Bio: Milind Tambe is Gordon McKay Professor of Computer Science and Director of Center for Research in Computation and Society at Harvard University; concurrently, he is also Director “AI for Social Good” at Google Research India. He is a recipient of the IJCAI John McCarthy Award, ACM/SIGAI Autonomous Agents Research Award from AAMAS, AAAI Robert S Engelmore Memorial Lecture award, INFORMS Wagner prize, Rist Prize of the Military Operations Research Society, Christopher Columbus Fellowship Foundation Homeland security award, AAMAS influential paper award, best paper awards at conferences including AAMAS, IJCAI, IVA. He has also received meritorious commendations and letters of appreciation from the US Coast Guard, Los Angeles Airport, and the US Federal Air Marshals Service. Prof. Tambe is a fellow of AAAI and ACM.


Humor, Comedy, and Social Robots

Abstract:
Most of the current humor research is focused on understanding jokes and other verbal humor, for example, puns and conversational humor. Especially the latter can find useful applications in human-robot interaction. So far understanding of humor has escaped algorithmic approaches. There is ‘canned’ and scripted humor, and there is accidental humor. Usually, there is no generation of spontaneous humor, that is, humor that requires some real-time assessment of the interaction context. One way to deal with this is to look for applications in more or less controlled environments, for example, humorous humanoid robots performing in shows, on stage, and in stand-up comedy. This should not prevent us from researching humor in general and its applications in smart environments inhabited by humans and smart agents. In this talk, we survey some existing humorous robot applications and attempts to use smart technology for facilitating humor creation. From the latter, we derive some observations that help to make a transition from humor research to embodied humor research.

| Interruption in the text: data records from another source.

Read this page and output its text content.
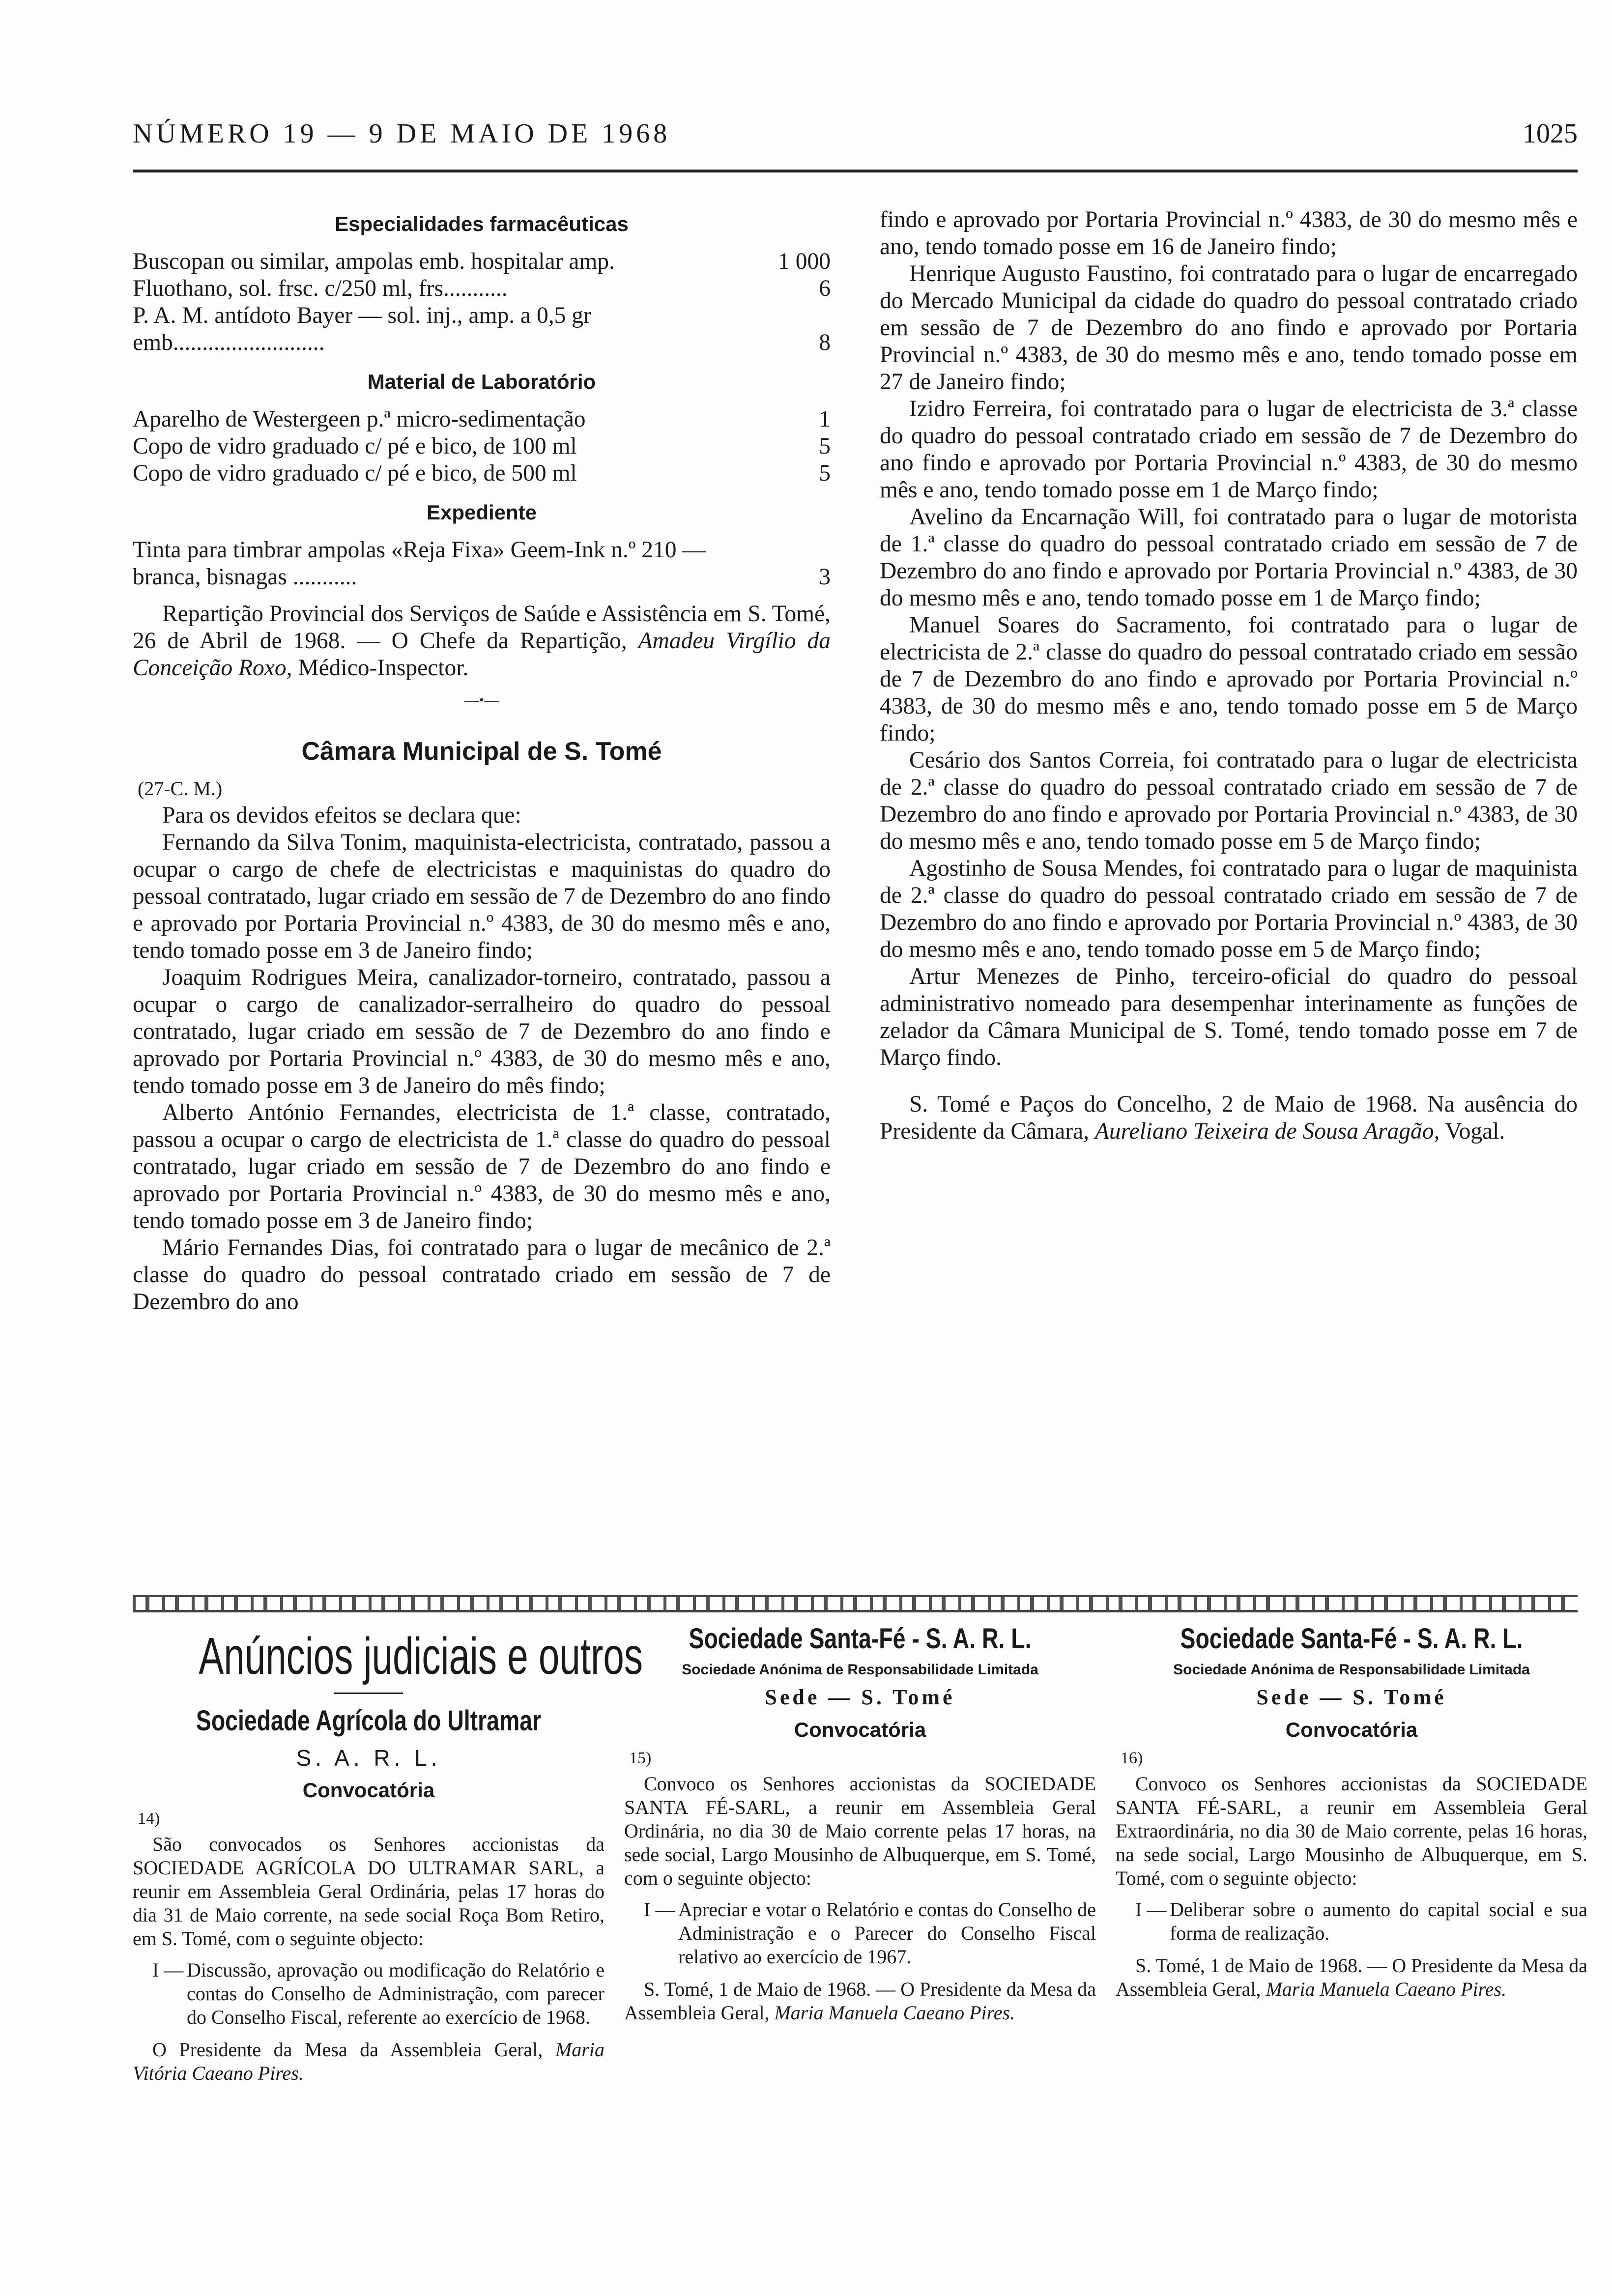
NÚMERO 19 — 9 DE MAIO DE 1968	1025
Especialidades farmacêuticas
Buscopan ou similar, ampolas emb. hospitalar amp.	1 000
Fluothano, sol. frsc. c/250 ml, frs...........	6
P. A. M. antídoto Bayer — sol. inj., amp. a 0,5 gr emb..........................	8
Material de Laboratório
Aparelho de Westergeen p.ª micro-sedimentação	1
Copo de vidro graduado c/ pé e bico, de 100 ml	5
Copo de vidro graduado c/ pé e bico, de 500 ml	5
Expediente
Tinta para timbrar ampolas «Reja Fixa» Geem-Ink n.º 210 — branca, bisnagas ...........	3

Repartição Provincial dos Serviços de Saúde e Assistência em S. Tomé, 26 de Abril de 1968. — O Chefe da Repartição, Amadeu Virgílio da Conceição Roxo, Médico-Inspector.

—•—
Câmara Municipal de S. Tomé
(27-C. M.)

Para os devidos efeitos se declara que:

Fernando da Silva Tonim, maquinista-electricista, contratado, passou a ocupar o cargo de chefe de electricistas e maquinistas do quadro do pessoal contratado, lugar criado em sessão de 7 de Dezembro do ano findo e aprovado por Portaria Provincial n.º 4383, de 30 do mesmo mês e ano, tendo tomado posse em 3 de Janeiro findo;

Joaquim Rodrigues Meira, canalizador-torneiro, contratado, passou a ocupar o cargo de canalizador-serralheiro do quadro do pessoal contratado, lugar criado em sessão de 7 de Dezembro do ano findo e aprovado por Portaria Provincial n.º 4383, de 30 do mesmo mês e ano, tendo tomado posse em 3 de Janeiro do mês findo;

Alberto António Fernandes, electricista de 1.ª classe, contratado, passou a ocupar o cargo de electricista de 1.ª classe do quadro do pessoal contratado, lugar criado em sessão de 7 de Dezembro do ano findo e aprovado por Portaria Provincial n.º 4383, de 30 do mesmo mês e ano, tendo tomado posse em 3 de Janeiro findo;

Mário Fernandes Dias, foi contratado para o lugar de mecânico de 2.ª classe do quadro do pessoal contratado criado em sessão de 7 de Dezembro do ano

findo e aprovado por Portaria Provincial n.º 4383, de 30 do mesmo mês e ano, tendo tomado posse em 16 de Janeiro findo;

Henrique Augusto Faustino, foi contratado para o lugar de encarregado do Mercado Municipal da cidade do quadro do pessoal contratado criado em sessão de 7 de Dezembro do ano findo e aprovado por Portaria Provincial n.º 4383, de 30 do mesmo mês e ano, tendo tomado posse em 27 de Janeiro findo;

Izidro Ferreira, foi contratado para o lugar de electricista de 3.ª classe do quadro do pessoal contratado criado em sessão de 7 de Dezembro do ano findo e aprovado por Portaria Provincial n.º 4383, de 30 do mesmo mês e ano, tendo tomado posse em 1 de Março findo;

Avelino da Encarnação Will, foi contratado para o lugar de motorista de 1.ª classe do quadro do pessoal contratado criado em sessão de 7 de Dezembro do ano findo e aprovado por Portaria Provincial n.º 4383, de 30 do mesmo mês e ano, tendo tomado posse em 1 de Março findo;

Manuel Soares do Sacramento, foi contratado para o lugar de electricista de 2.ª classe do quadro do pessoal contratado criado em sessão de 7 de Dezembro do ano findo e aprovado por Portaria Provincial n.º 4383, de 30 do mesmo mês e ano, tendo tomado posse em 5 de Março findo;

Cesário dos Santos Correia, foi contratado para o lugar de electricista de 2.ª classe do quadro do pessoal contratado criado em sessão de 7 de Dezembro do ano findo e aprovado por Portaria Provincial n.º 4383, de 30 do mesmo mês e ano, tendo tomado posse em 5 de Março findo;

Agostinho de Sousa Mendes, foi contratado para o lugar de maquinista de 2.ª classe do quadro do pessoal contratado criado em sessão de 7 de Dezembro do ano findo e aprovado por Portaria Provincial n.º 4383, de 30 do mesmo mês e ano, tendo tomado posse em 5 de Março findo;

Artur Menezes de Pinho, terceiro-oficial do quadro do pessoal administrativo nomeado para desempenhar interinamente as funções de zelador da Câmara Municipal de S. Tomé, tendo tomado posse em 7 de Março findo.

S. Tomé e Paços do Concelho, 2 de Maio de 1968. Na ausência do Presidente da Câmara, Aureliano Teixeira de Sousa Aragão, Vogal.

Anúncios judiciais e outros
Sociedade Agrícola do Ultramar
S. A. R. L.
Convocatória
14)

São convocados os Senhores accionistas da SOCIEDADE AGRÍCOLA DO ULTRAMAR SARL, a reunir em Assembleia Geral Ordinária, pelas 17 horas do dia 31 de Maio corrente, na sede social Roça Bom Retiro, em S. Tomé, com o seguinte objecto:

I — Discussão, aprovação ou modificação do Relatório e contas do Conselho de Administração, com parecer do Conselho Fiscal, referente ao exercício de 1968.

O Presidente da Mesa da Assembleia Geral, Maria Vitória Caeano Pires.

Sociedade Santa-Fé - S. A. R. L.
Sociedade Anónima de Responsabilidade Limitada
Sede — S. Tomé
Convocatória
15)

Convoco os Senhores accionistas da SOCIEDADE SANTA FÉ-SARL, a reunir em Assembleia Geral Ordinária, no dia 30 de Maio corrente pelas 17 horas, na sede social, Largo Mousinho de Albuquerque, em S. Tomé, com o seguinte objecto:

I — Apreciar e votar o Relatório e contas do Conselho de Administração e o Parecer do Conselho Fiscal relativo ao exercício de 1967.

S. Tomé, 1 de Maio de 1968. — O Presidente da Mesa da Assembleia Geral, Maria Manuela Caeano Pires.

Sociedade Santa-Fé - S. A. R. L.
Sociedade Anónima de Responsabilidade Limitada
Sede — S. Tomé
Convocatória
16)

Convoco os Senhores accionistas da SOCIEDADE SANTA FÉ-SARL, a reunir em Assembleia Geral Extraordinária, no dia 30 de Maio corrente, pelas 16 horas, na sede social, Largo Mousinho de Albuquerque, em S. Tomé, com o seguinte objecto:

I — Deliberar sobre o aumento do capital social e sua forma de realização.

S. Tomé, 1 de Maio de 1968. — O Presidente da Mesa da Assembleia Geral, Maria Manuela Caeano Pires.
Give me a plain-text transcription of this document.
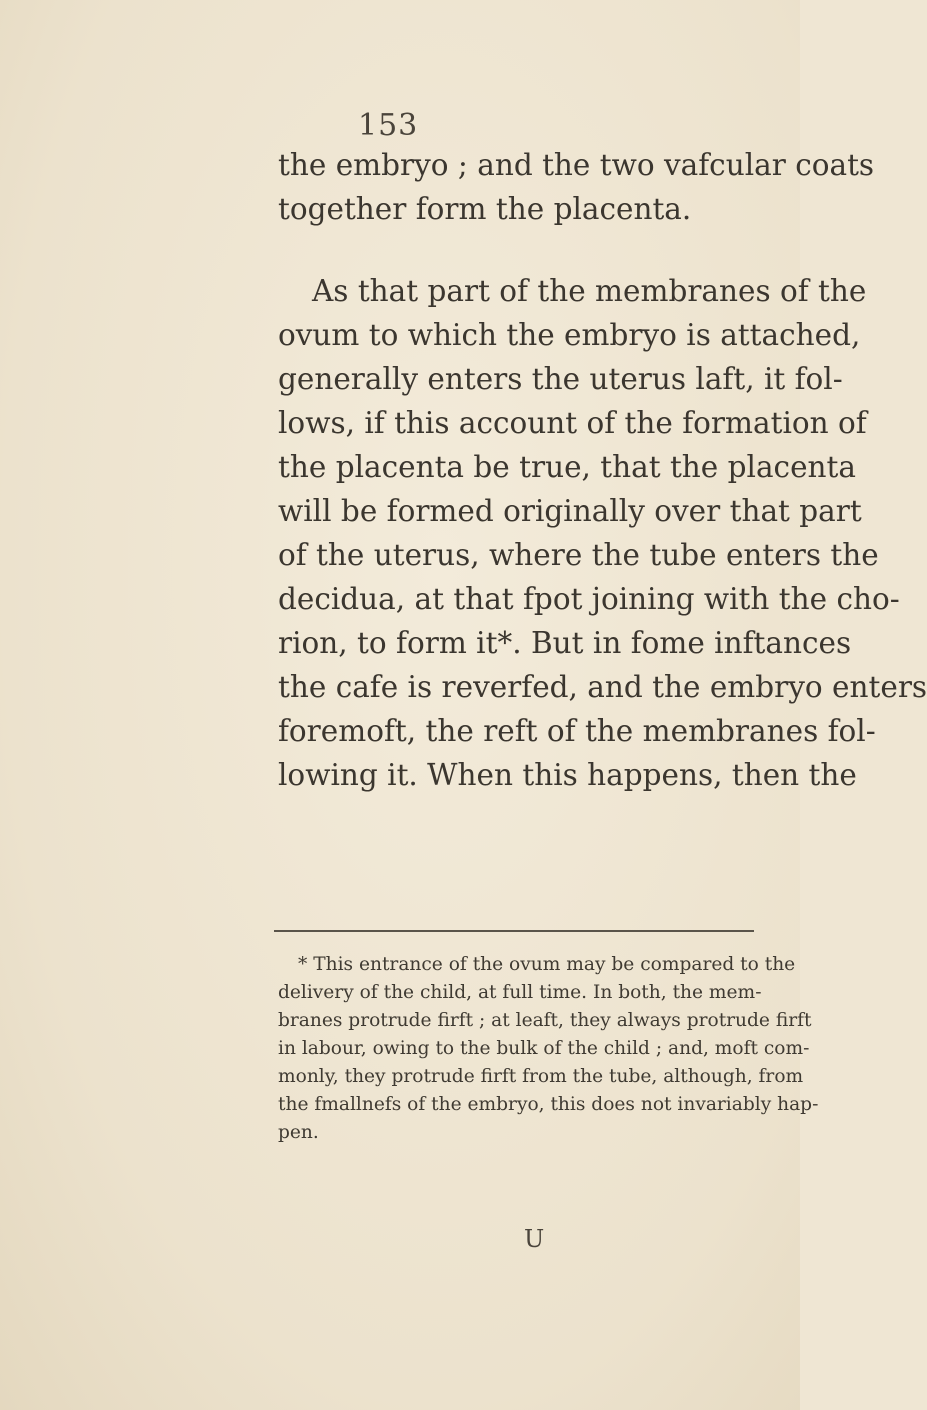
153
the embryo ; and the two vafcular coats
together form the placenta.
As that part of the membranes of the
ovum to which the embryo is attached,
generally enters the uterus laft, it fol-
lows, if this account of the formation of
the placenta be true, that the placenta
will be formed originally over that part
of the uterus, where the tube enters the
decidua, at that fpot joining with the cho-
rion, to form it*. But in fome inftances
the cafe is reverfed, and the embryo enters
foremoft, the reft of the membranes fol-
lowing it. When this happens, then the
* This entrance of the ovum may be compared to the
delivery of the child, at full time. In both, the mem-
branes protrude firft ; at leaft, they always protrude firft
in labour, owing to the bulk of the child ; and, moft com-
monly, they protrude firft from the tube, although, from
the fmallnefs of the embryo, this does not invariably hap-
pen.
U
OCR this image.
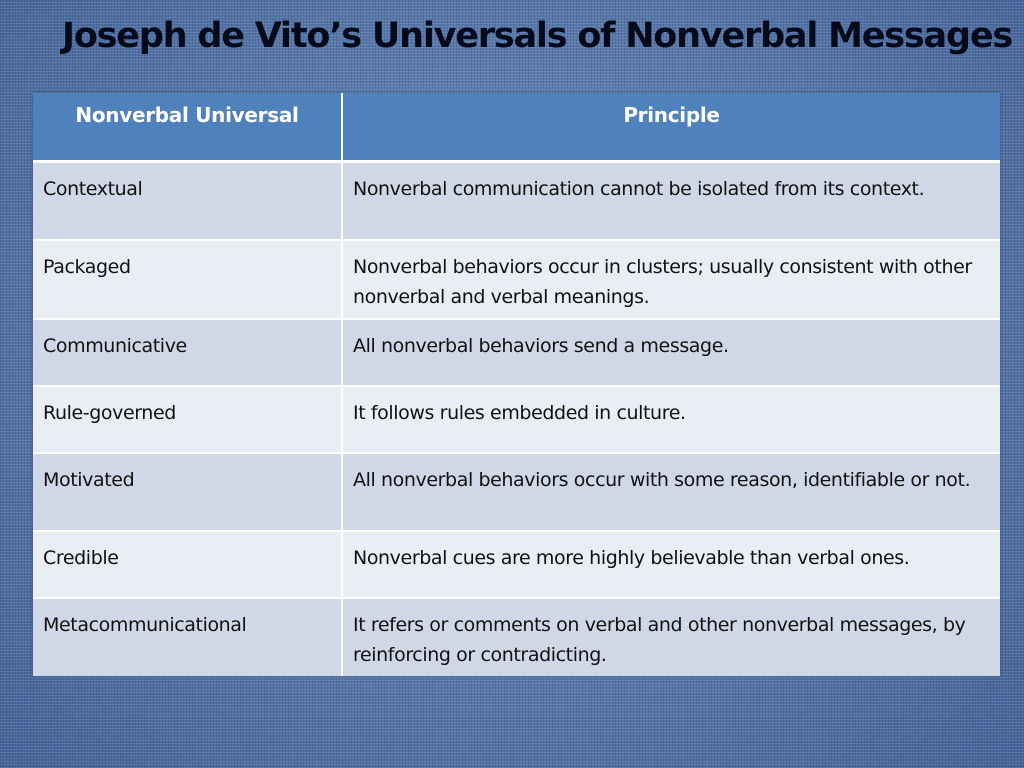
Joseph de Vito’s Universals of Nonverbal Messages
Nonverbal Universal	Principle
Contextual	Nonverbal communication cannot be isolated from its context.
Packaged	Nonverbal behaviors occur in clusters; usually consistent with other nonverbal and verbal meanings.
Communicative	All nonverbal behaviors send a message.
Rule-governed	It follows rules embedded in culture.
Motivated	All nonverbal behaviors occur with some reason, identifiable or not.
Credible	Nonverbal cues are more highly believable than verbal ones.
Metacommunicational	It refers or comments on verbal and other nonverbal messages, by reinforcing or contradicting.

Bio: Anton Nijholt started his professional life as a programmer at TNO-Delft, he studied civil engineering, mathematics, and computer science at the Delft University of Technology and did his Ph.D. in theoretical computer science at the Vrije Universiteit in Amsterdam. He held positions at the University of Twente, the University of Nijmegen, McMaster University, the Vrije Universiteit Brussels, and the Netherlands Institute for the Advanced Study of Humanities and Social Sciences. For some years he was a scientific advisor of Philips Research Europe, Eindhoven. Dr. Anton NijholtHe initiated the Human Media Interaction group of the University of Twente. Some years he was a global research fellow at the Imagineering Institute in Iskandar, Malaysia. In 2018 he became a member of Microsoft’s Advisory Board on Brain-Computer Interfaces. Nijholt acted as a supervisor of 50 Ph.D. students. Current interest is in human-computer interaction, entertainment computing, humor research, playable cities, and augmented reality. He has been program chair and general chair of the main international conferences devoted to these topics (ICMI, F&G, ACE, IVA, ACII). Nijholt is chief-editor of the specialty section Human-Media Interaction of Frontiers in Psychology/Computer Science and series editor of the Springer Series on Gaming Media and Social Effects. Recent papers are on humor, comedy, and augmented reality. Recent books are on Playable Cities and Brain Art.